Nawi’s story is not an exception. It is a window.

What Stands Between a Girl and Her Future?

The barriers that threatened Nawi are the same ones DDI faces in the communities we serve across Kenya every day. They include:

Poverty and Financial Pressure

When a family cannot afford school fees, uniforms, or basic supplies, education becomes a luxury. For daughters in particular, the economics of a bride price can make early marriage feel like the practical choice, even when it closes off a child’s future. Our Child Sponsorship Program directly addresses this by providing $40 per month to cover the educational, nutritional, and personal needs of vulnerable children, taking away the financial pressure that puts girls at the greatest risk.

The Weight of Tradition

In many communities, custom and expectation carry enormous force. A girl who pushes back, like Nawi, does not simply disagree with her father. She stands against her entire community. This is why education alone is not enough. Real change requires working with communities, not around them. Building trust with local leaders, families, and caregivers about the long-term value of keeping girls in school is central to how DDI works.

Hunger and Malnutrition

A child who arrives at school hungry cannot learn. For girls already dealing with pressure at home, hunger makes the classroom feel out of reach. Our Feed the School Children Lunch Program ensures that the children in our schools receive a daily nutritious meal, keeping them present, focused, and able to take in what they are being taught. You can read more about why this matters in our post on how nutrition shapes learning and emotional growth.
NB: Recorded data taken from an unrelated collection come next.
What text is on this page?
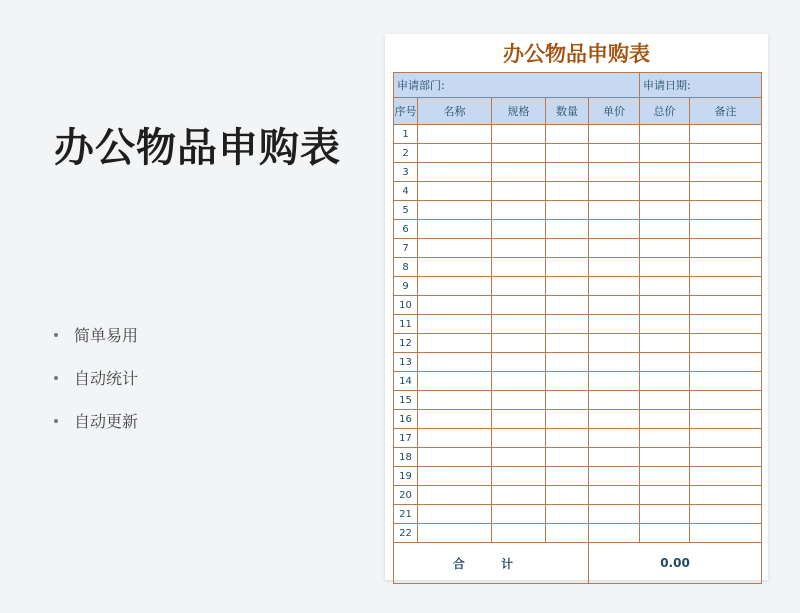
办公物品申购表
简单易用
自动统计
自动更新
办公物品申购表
申请部门:					申请日期:	
序号	名称	规格	数量	单价	总价	备注
1						
2						
3						
4						
5						
6						
7						
8						
9						
10						
11						
12						
13						
14						
15						
16						
17						
18						
19						
20						
21						
22						
合 计				0.00		
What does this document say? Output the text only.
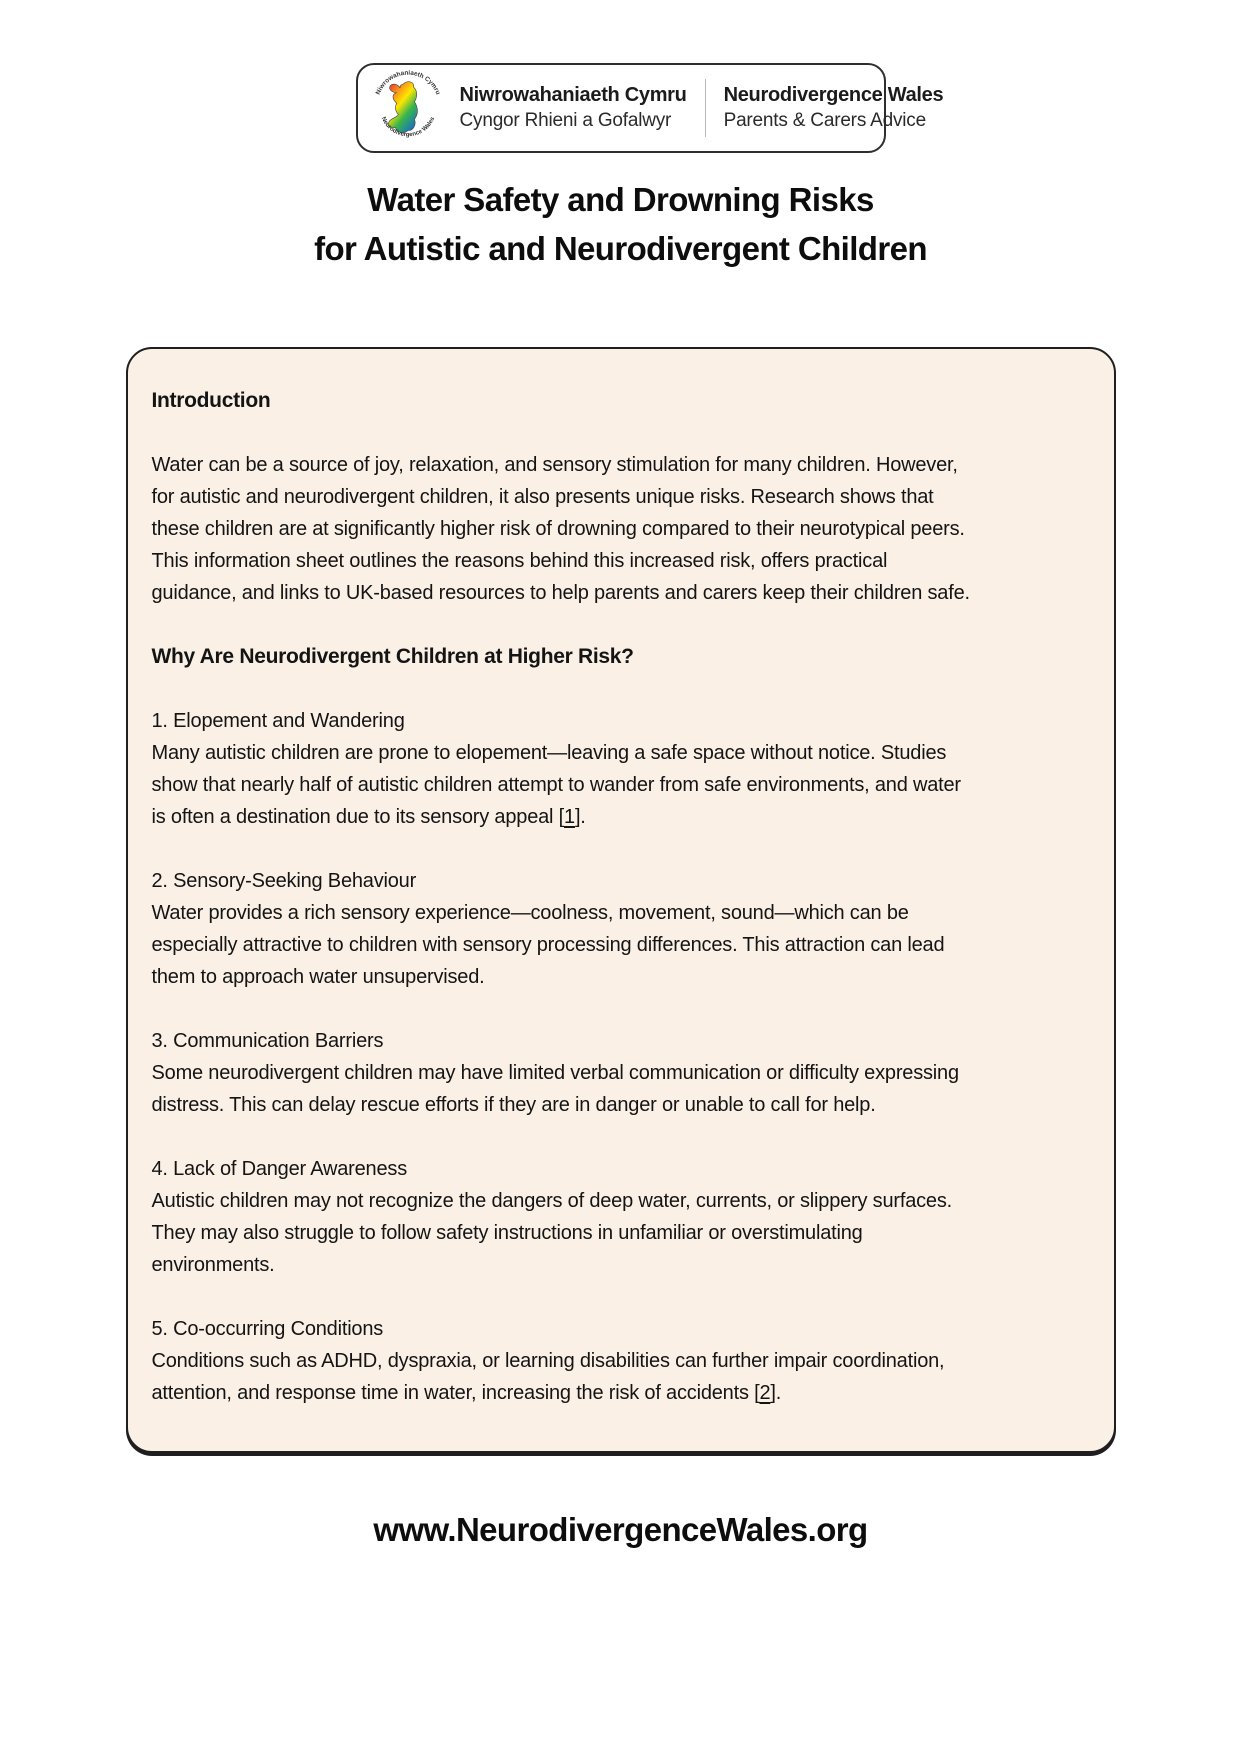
Niwrowahaniaeth Cymru
Neurodivergence Wales
Niwrowahaniaeth Cymru
Cyngor Rhieni a Gofalwyr
Neurodivergence Wales
Parents & Carers Advice
Water Safety and Drowning Risks
for Autistic and Neurodivergent Children

Introduction

Water can be a source of joy, relaxation, and sensory stimulation for many children. However, for autistic and neurodivergent children, it also presents unique risks. Research shows that these children are at significantly higher risk of drowning compared to their neurotypical peers. This information sheet outlines the reasons behind this increased risk, offers practical guidance, and links to UK-based resources to help parents and carers keep their children safe.

Why Are Neurodivergent Children at Higher Risk?

1. Elopement and Wandering

Many autistic children are prone to elopement—leaving a safe space without notice. Studies show that nearly half of autistic children attempt to wander from safe environments, and water is often a destination due to its sensory appeal [1].

2. Sensory-Seeking Behaviour

Water provides a rich sensory experience—coolness, movement, sound—which can be especially attractive to children with sensory processing differences. This attraction can lead them to approach water unsupervised.

3. Communication Barriers

Some neurodivergent children may have limited verbal communication or difficulty expressing distress. This can delay rescue efforts if they are in danger or unable to call for help.

4. Lack of Danger Awareness

Autistic children may not recognize the dangers of deep water, currents, or slippery surfaces. They may also struggle to follow safety instructions in unfamiliar or overstimulating environments.

5. Co-occurring Conditions

Conditions such as ADHD, dyspraxia, or learning disabilities can further impair coordination, attention, and response time in water, increasing the risk of accidents [2].

www.NeurodivergenceWales.org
Vulnerability Without Family Support

Orphaned children and those from unstable home environments carry the heaviest load. Without a parent standing up for their education, girls are often at the mercy of whoever holds authority over them. DDI’s schools, including St. Mary’s Kings Academy, Kings Academy, and Neema & Hekima School, offer more than classrooms. They offer community, structure, and the kind of steady, caring presence that tells every child: you matter here.

Why Stories Like Nawi’s Matter

There is something films can do that statistics cannot. They give a name, a face, and a heartbeat to a crisis that can otherwise feel distant and abstract. When you watch Nawi sit at the top of her class, when you see her dreams alive in her eyes, and then when you watch them be threatened, something shifts in you. That is the point.
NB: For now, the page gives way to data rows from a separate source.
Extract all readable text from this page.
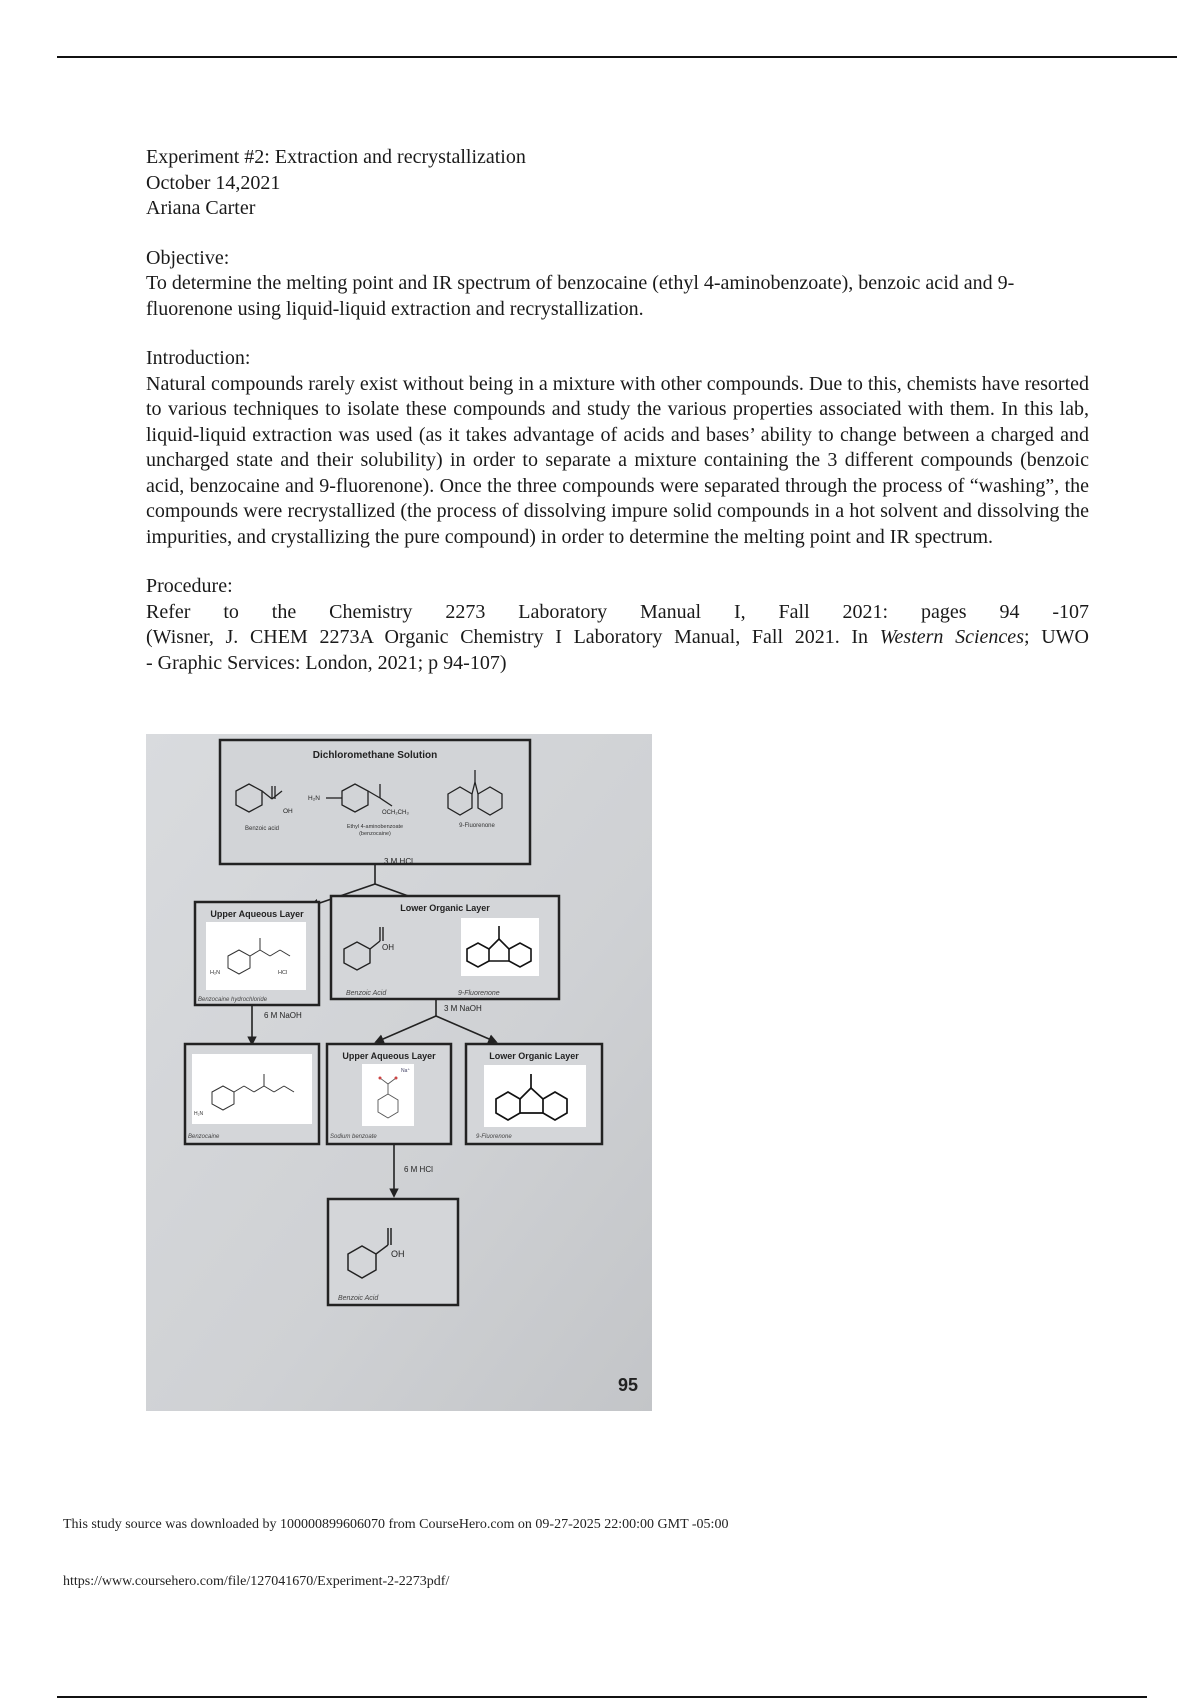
Experiment #2: Extraction and recrystallization

October 14,2021

Ariana Carter

Objective:

To determine the melting point and IR spectrum of benzocaine (ethyl 4-aminobenzoate), benzoic acid and 9-fluorenone using liquid-liquid extraction and recrystallization.

Introduction:

Natural compounds rarely exist without being in a mixture with other compounds. Due to this, chemists have resorted to various techniques to isolate these compounds and study the various properties associated with them. In this lab, liquid-liquid extraction was used (as it takes advantage of acids and bases’ ability to change between a charged and uncharged state and their solubility) in order to separate a mixture containing the 3 different compounds (benzoic acid, benzocaine and 9-fluorenone). Once the three compounds were separated through the process of “washing”, the compounds were recrystallized (the process of dissolving impure solid compounds in a hot solvent and dissolving the impurities, and crystallizing the pure compound) in order to determine the melting point and IR spectrum.

Procedure:

Refer to the Chemistry 2273 Laboratory Manual I, Fall 2021: pages 94 -107

(Wisner, J. CHEM 2273A Organic Chemistry I Laboratory Manual, Fall 2021. In Western Sciences; UWO

- Graphic Services: London, 2021; p 94-107)

Dichloromethane Solution
OH
Benzoic acid
H₂N
OCH₂CH₃
Ethyl 4-aminobenzoate
(benzocaine)
9-Fluorenone
3 M HCl
Upper Aqueous Layer
H₂N	HCl
Benzocaine hydrochloride
Lower Organic Layer
OH
Benzoic Acid	9-Fluorenone
6 M NaOH
3 M NaOH
H₂N
Benzocaine
Upper Aqueous Layer
Na⁺
Sodium benzoate
Lower Organic Layer
9-Fluorenone
6 M HCl
OH
Benzoic Acid
95
This study source was downloaded by 100000899606070 from CourseHero.com on 09-27-2025 22:00:00 GMT -05:00
https://www.coursehero.com/file/127041670/Experiment-2-2273pdf/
The makers of Nawi, a team of German directors Toby and Kevin Schmutzler and Kenyan directors Vallentine Chelluget and Apuu Mourine, built the film to open a conversation between the push for progress and the traditions that still hold too many children in place.

At DDI, we believe that conversation matters. But conversation alone does not keep a girl in school. Action does.

We encourage everyone who watches Nawi to let the film do its work, then turn that feeling into something concrete. You have the power to be part of the answer to a story that is still being written for thousands of girls across Kenya right now. Learn more about why every child deserves a chance to stay in school and what DDI is doing about it.

How You Can Help Write a Different Ending

Nawi’s story, in real life, did not end in silence. And neither do the stories of the children DDI walks alongside. But we need your partnership to keep writing them well.

💛 Sponsor a Child for $40/month: Start Sponsoring Today

📚 Support the High School Scholarship Program: Donate $500 to Fund a Year of Education

✈️ Join a Mission Trip to Kenya: See Our Upcoming Events

📣 Raise Awareness: Follow DDI on Social Media and help us reach more people who care

Every Girl Deserves to Write Her Own Story

Nawi topped her county. She was told that did not matter.

We believe it matters enormously.

At Dorcas Destiny International, we work every day in the belief that a girl’s future belongs to her, not to whoever can name the highest price for it. Education is not a privilege. It is a right. And the children in our schools, like Nawi in that film, carry within them gifts the world cannot afford to lose.

Watch the film. Be moved. Then move.